Memoir
Story of Garryowen
Location was better suited as a resort than as a farm
Around 1900 Shirley and Elizabeth Ball traveled from their home in Buffalo, New York to Lake of Bays for their honeymoon. So impressed were they with their visit that a few years later they decided move to Muskoka and bought a large piece of land, complete with a house, along the southeast shore of the lake just before the Narrows into Trading Bay. They soon discovered that their location was much better suited as a resort that it was for farming, and began inviting their friends and relatives to stay with them. Their house burnt down a of couple years later, but in its place the Balls built a two-storey log lodge, which they called Garryowen. Very quickly, the number of visitors exceeded the capacity of the lodge. Rather than build additions to the lodge, as most hotels in Muskoka did when this happened, the Balls came up with a novel solution - no doubt inspired by their initial camping experience.

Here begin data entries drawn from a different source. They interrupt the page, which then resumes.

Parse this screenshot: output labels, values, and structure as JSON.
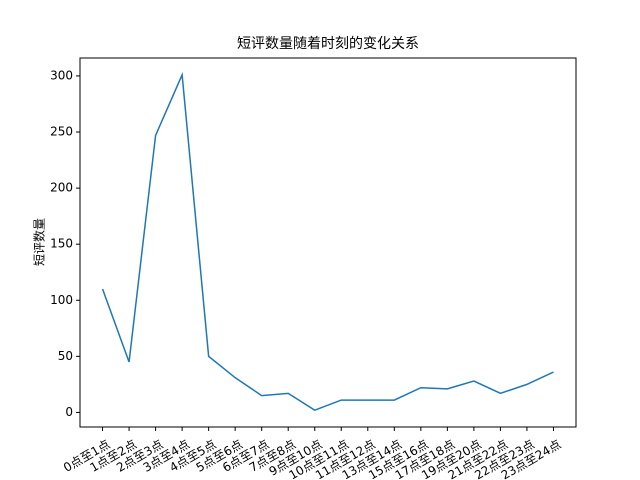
{
  "chart_data": {
    "type": "line",
    "title": "短评数量随着时刻的变化关系",
    "ylabel": "短评数量",
    "categories": [
      "0点至1点",
      "1点至2点",
      "2点至3点",
      "3点至4点",
      "4点至5点",
      "5点至6点",
      "6点至7点",
      "7点至8点",
      "9点至10点",
      "10点至11点",
      "11点至12点",
      "13点至14点",
      "15点至16点",
      "17点至18点",
      "19点至20点",
      "21点至22点",
      "22点至23点",
      "23点至24点"
    ],
    "values": [
      110,
      45,
      247,
      301,
      50,
      31,
      15,
      17,
      2,
      11,
      11,
      11,
      22,
      21,
      28,
      17,
      25,
      36
    ],
    "color": "#1f77b4",
    "ylim": [
      -13,
      316
    ],
    "yticks": [
      0,
      50,
      100,
      150,
      200,
      250,
      300
    ],
    "grid": false
  }
}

The Balls built wooden-frame shelters that guests attached canvas sides to during their stay. They socialized with one another during the day and took their meals at the main hotel. Shirley and Elizabeth Ball never had any children, so it made sense to the couple to sell off portions of their land to these close friends and relatives who obviously loved the place as much as they did. As each decade passed, another cottage or two was built next to one of the pagoda camping shelters. By the time Shirley Ball died in the late 1930s much of the property had been subdivided. Although not everyone was family, their connection to the Balls and Garryowen meant they were also connected to one another.
This information was gathered from an interview in the summer of 2013 with Ann Ruhman.